I arrived back from Hong Kong on Monday, jet lagged and the worse for having been sat on airplanes and in airports for upwards of 20 hours, and beginning to regret agreeing to give a presentation at Wednesday's Flatpack Pecha Kucha. Thankfully the organisers were OK with my slides coming to them just a little past the deadline, and I had what remained of Monday and Tuesday to knock it into shape. I spent Wednesday exercising to fight off the urge to sleep, and rehearsing/editing my script.

it's worth talking about how I put this talk together, which was a bit of a change from my usual processes. I'd done a lot of thinking, some note-taking, and very little actual writing while I was in Hong Kong. I'd toyed with the idea of sketching in a small notepad I was carrying with me but that just didn't seem to stick, and instead I found it much easier to add links and ideas into an iOS Notes document on my iPad or iPhone (whichever was closest to hand).

By the time I arrived late at Frankfurt airport (and missed my connecting flight home) I had lots of notes but no real structure, and I managed to grab an hour or so in a cafe there to begin to outline the twenty slides mandated by the Pecha Kucha format (it's surprisingly hard to make the quota—I find my natural rhythm normally hits about 12-15, or goes much longer). Forcing myself to stay awake after arriving home, showering, and unpacking, I took myself out locally for dinner and a beer, which I sipped slowly and pieced the rest of the outline together, still in Notes.

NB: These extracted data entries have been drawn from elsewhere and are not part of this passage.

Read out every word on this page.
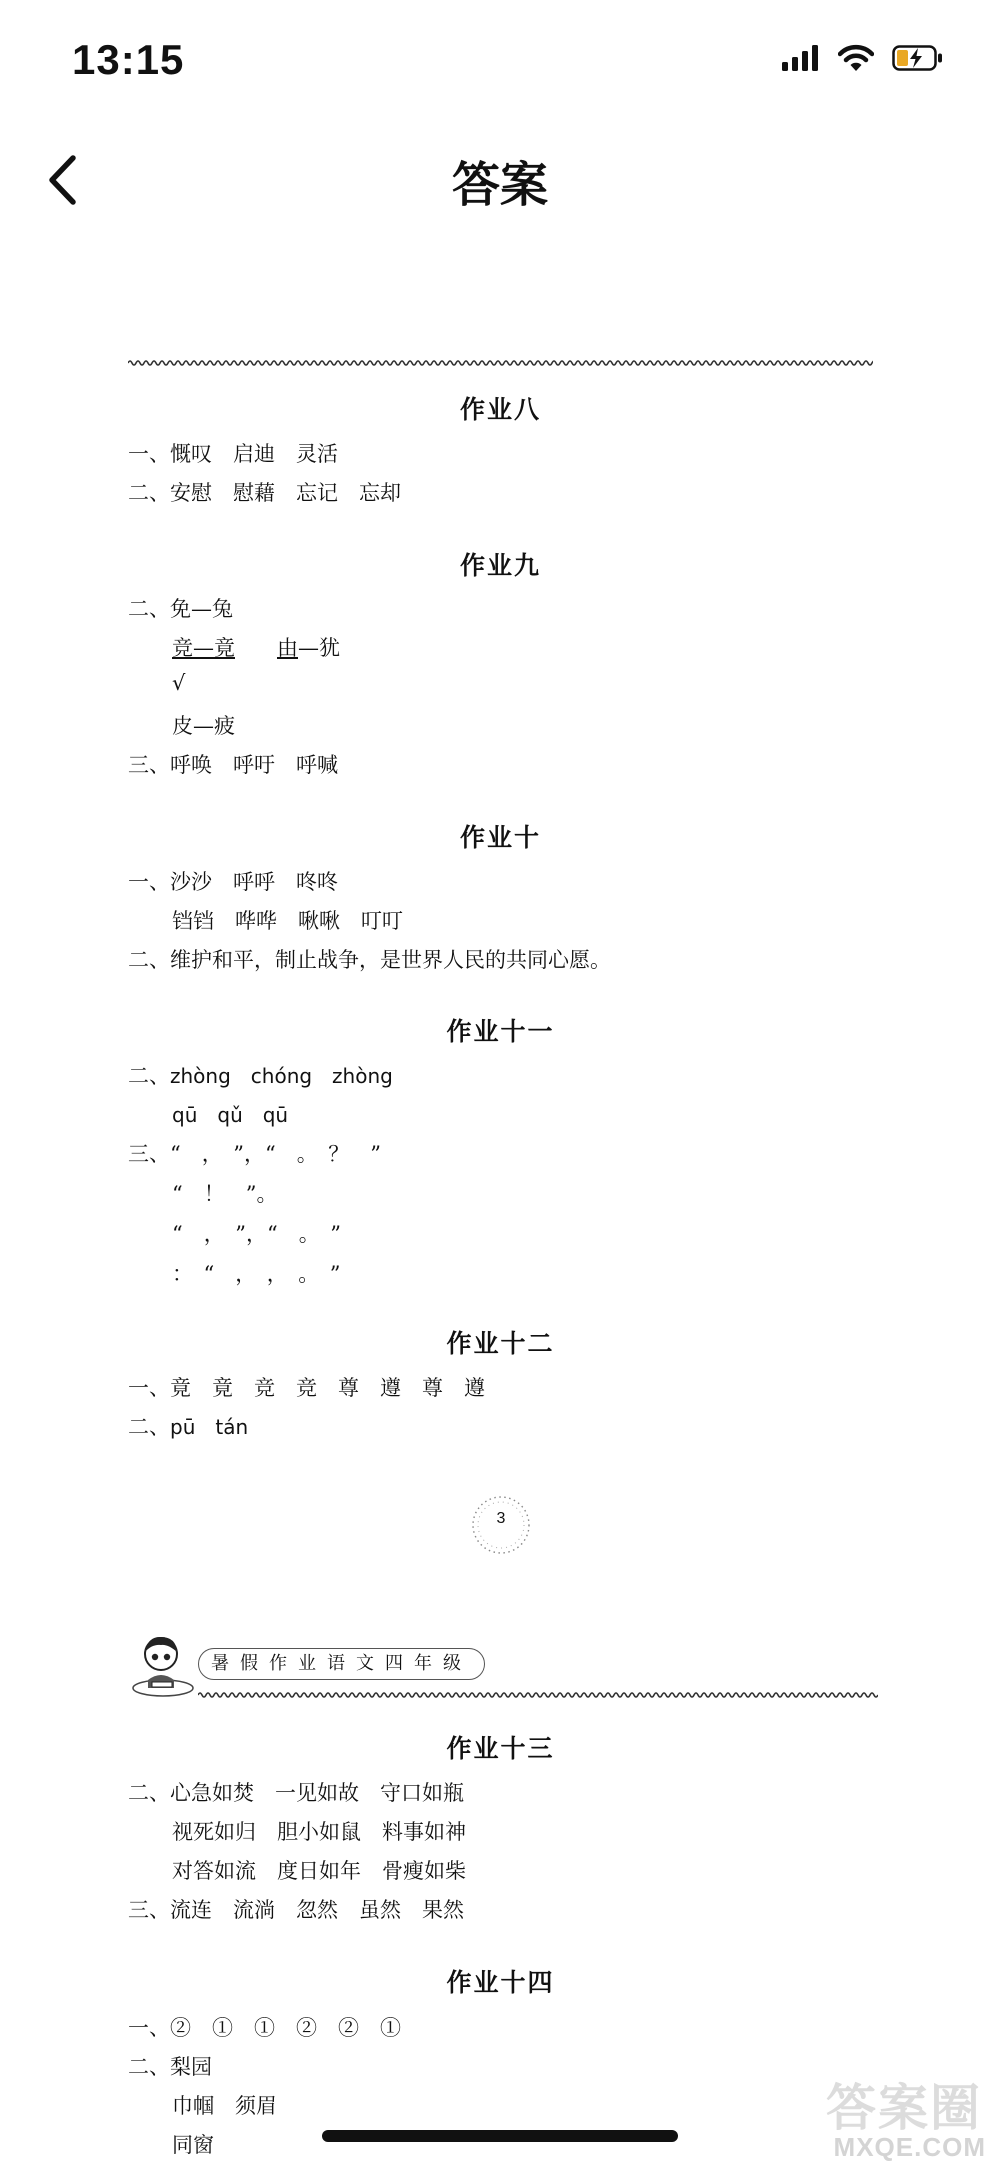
13:15
答案
作业八
一、慨叹　启迪　灵活
二、安慰　慰藉　忘记　忘却
作业九
二、免—兔
竞—竟　　 由—犹
√
皮—疲
三、呼唤　呼吁　呼喊
作业十
一、沙沙　呼呼　咚咚
铛铛　哗哗　啾啾　叮叮
二、维护和平，制止战争，是世界人民的共同心愿。
作业十一
二、zhòng　chóng　zhòng
qū　qǔ　qū
三、“　，　”，“　。　？　”
“　！　”。
“　，　”，“　。　”
：　“　，　，　。　”
作业十二
一、竟　竟　竞　竞　尊　遵　尊　遵
二、pū　tán
3
暑假作业语文四年级
作业十三
二、心急如焚　一见如故　守口如瓶
视死如归　胆小如鼠　料事如神
对答如流　度日如年　骨瘦如柴
三、流连　流淌　忽然　虽然　果然
作业十四
一、②　①　①　②　②　①
二、梨园
巾帼　须眉
同窗
答案圈
MXQE.COM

Tuesday was spent in cafes (on my iPad Air) and at home (occasionally on a 13" Retina MacBook Pro) sourcing images from my own library and online references and piecing the slides together in Keynote, and patching up a few holes in the script (I never write scripts for my lectures, but I knew that the only way I'd be able to keep each slide to 20 seconds was to write and edit it ruthlessly, and even then it was a struggle). I liked this way of working, moving back and forth between notes, slides and script, and it felt like actually making something (with some fairly rigid constraints in place due to the format). By the evening (over a glass of smoked German beer in a great new place that's opened up while I was away) I had the slides in a good-enough state to send them off, which I did from the iPad using iCloud sharing (and Dropbox just to be sure). 

it's gotten much easier to do most of this on an iPad for sure. I sometimes moved to the MacBook Pro to be more efficient (editing slides in Keynote still seems smoother there), but I'm pretty sure I could have done the whole thing in iOS. That's a big change from just a couple of years ago.

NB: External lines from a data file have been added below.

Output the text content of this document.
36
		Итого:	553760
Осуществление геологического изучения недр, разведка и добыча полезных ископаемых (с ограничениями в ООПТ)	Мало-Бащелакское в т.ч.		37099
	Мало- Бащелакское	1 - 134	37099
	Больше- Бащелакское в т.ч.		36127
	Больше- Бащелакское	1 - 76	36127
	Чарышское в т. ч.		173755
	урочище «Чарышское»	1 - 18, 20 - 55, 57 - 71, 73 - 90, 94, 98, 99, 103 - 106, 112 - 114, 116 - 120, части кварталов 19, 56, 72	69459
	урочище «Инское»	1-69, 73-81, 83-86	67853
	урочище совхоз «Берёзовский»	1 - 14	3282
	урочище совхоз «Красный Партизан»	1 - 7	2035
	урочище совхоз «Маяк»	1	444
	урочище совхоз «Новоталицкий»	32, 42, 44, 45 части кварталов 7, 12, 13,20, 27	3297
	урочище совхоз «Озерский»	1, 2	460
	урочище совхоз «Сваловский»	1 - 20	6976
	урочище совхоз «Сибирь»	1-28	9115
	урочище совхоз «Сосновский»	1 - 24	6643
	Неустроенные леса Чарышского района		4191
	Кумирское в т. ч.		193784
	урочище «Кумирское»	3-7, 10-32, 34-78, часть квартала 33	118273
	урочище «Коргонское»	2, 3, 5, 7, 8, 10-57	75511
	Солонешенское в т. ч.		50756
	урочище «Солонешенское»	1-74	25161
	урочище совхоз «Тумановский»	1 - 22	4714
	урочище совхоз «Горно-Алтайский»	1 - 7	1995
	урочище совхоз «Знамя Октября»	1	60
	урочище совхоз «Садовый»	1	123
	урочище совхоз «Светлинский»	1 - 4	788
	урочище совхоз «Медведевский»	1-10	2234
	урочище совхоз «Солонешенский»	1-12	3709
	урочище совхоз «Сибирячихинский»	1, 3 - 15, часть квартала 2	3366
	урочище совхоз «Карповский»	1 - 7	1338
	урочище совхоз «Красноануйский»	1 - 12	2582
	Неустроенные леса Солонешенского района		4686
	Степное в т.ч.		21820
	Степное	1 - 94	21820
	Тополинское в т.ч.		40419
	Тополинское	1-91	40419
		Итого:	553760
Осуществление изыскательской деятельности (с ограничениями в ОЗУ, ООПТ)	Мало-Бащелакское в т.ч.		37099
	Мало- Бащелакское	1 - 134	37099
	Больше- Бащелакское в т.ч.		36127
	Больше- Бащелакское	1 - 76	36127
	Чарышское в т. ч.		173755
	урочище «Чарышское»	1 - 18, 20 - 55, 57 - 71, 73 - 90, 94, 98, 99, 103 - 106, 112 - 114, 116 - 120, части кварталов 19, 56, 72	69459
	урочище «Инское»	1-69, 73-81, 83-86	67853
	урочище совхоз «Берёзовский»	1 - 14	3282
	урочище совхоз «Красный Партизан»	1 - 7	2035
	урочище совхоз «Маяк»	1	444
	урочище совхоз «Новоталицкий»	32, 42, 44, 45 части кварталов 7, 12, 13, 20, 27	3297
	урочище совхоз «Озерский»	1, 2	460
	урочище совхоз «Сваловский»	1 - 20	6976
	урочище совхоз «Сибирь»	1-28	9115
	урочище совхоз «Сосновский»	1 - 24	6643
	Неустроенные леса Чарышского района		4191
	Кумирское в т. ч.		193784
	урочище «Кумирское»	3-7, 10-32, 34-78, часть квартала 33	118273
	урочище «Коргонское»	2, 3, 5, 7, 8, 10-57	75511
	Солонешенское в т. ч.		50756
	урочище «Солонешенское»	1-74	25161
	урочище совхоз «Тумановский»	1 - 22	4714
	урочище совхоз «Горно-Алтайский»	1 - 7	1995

With the slide deck locked down and checked at the other end I could concentrate on getting the script down to the right length, and to something that sounded reasonable coming out of my mouth. I'm pretty good at editing for length but less so for elegance, so this was a process of iteration—reading out loud, improvising shortcuts, changing the text, doing it again, over and over. I used Alexander Senin's Workout Timer app to work on timings—not what the app was designed for at all, but it's perfect for anything that needs a set number of timed repeated steps (I set it to 20 reps of 18 seconds with a 2 second gap between them so I could get an audible warning of the upcoming transition. If Alexander added silent wrist taps on the Apple Watch it'd be perfect).

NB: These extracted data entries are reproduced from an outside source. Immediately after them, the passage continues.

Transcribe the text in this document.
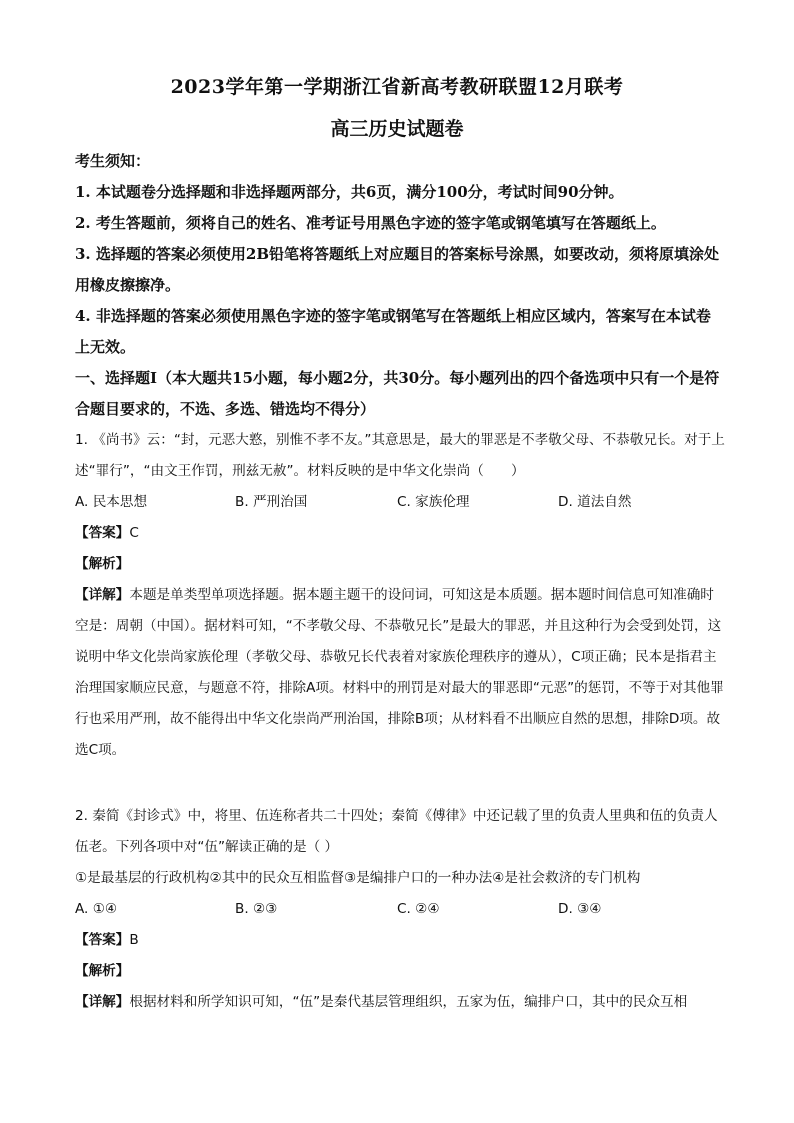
2023学年第一学期浙江省新高考教研联盟12月联考
高三历史试题卷
考生须知：
1. 本试题卷分选择题和非选择题两部分，共6页，满分100分，考试时间90分钟。
2. 考生答题前，须将自己的姓名、准考证号用黑色字迹的签字笔或钢笔填写在答题纸上。
3. 选择题的答案必须使用2B铅笔将答题纸上对应题目的答案标号涂黑，如要改动，须将原填涂处用橡皮擦擦净。
4. 非选择题的答案必须使用黑色字迹的签字笔或钢笔写在答题纸上相应区域内，答案写在本试卷上无效。
一、选择题Ⅰ（本大题共15小题，每小题2分，共30分。每小题列出的四个备选项中只有一个是符合题目要求的，不选、多选、错选均不得分）
1. 《尚书》云：“封，元恶大憝，别惟不孝不友。”其意思是，最大的罪恶是不孝敬父母、不恭敬兄长。对于上述“罪行”，“由文王作罚，刑兹无赦”。材料反映的是中华文化崇尚（　　）
A. 民本思想	B. 严刑治国	C. 家族伦理	D. 道法自然
【答案】C
【解析】
【详解】本题是单类型单项选择题。据本题主题干的设问词，可知这是本质题。据本题时间信息可知准确时空是：周朝（中国）。据材料可知，“不孝敬父母、不恭敬兄长”是最大的罪恶，并且这种行为会受到处罚，这说明中华文化崇尚家族伦理（孝敬父母、恭敬兄长代表着对家族伦理秩序的遵从），C项正确；民本是指君主治理国家顺应民意，与题意不符，排除A项。材料中的刑罚是对最大的罪恶即“元恶”的惩罚，不等于对其他罪行也采用严刑，故不能得出中华文化崇尚严刑治国，排除B项；从材料看不出顺应自然的思想，排除D项。故选C项。
2. 秦简《封诊式》中，将里、伍连称者共二十四处；秦简《傅律》中还记载了里的负责人里典和伍的负责人伍老。下列各项中对“伍”解读正确的是（ ）
①是最基层的行政机构②其中的民众互相监督③是编排户口的一种办法④是社会救济的专门机构
A. ①④	B. ②③	C. ②④	D. ③④
【答案】B
【解析】
【详解】根据材料和所学知识可知，“伍”是秦代基层管理组织，五家为伍，编排户口，其中的民众互相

Like I said, this process is a new one for me, and I see the end result as very much a first version. I'm keen to talk to others about their process, and to see how I can refine it for other kinds of presentations. It seems, initially at least, that the key will be to have some strong constraints in place for the end product. I'll write more about where this goes over the next couple of months as I prepare some talks for lectures and upcoming conferences.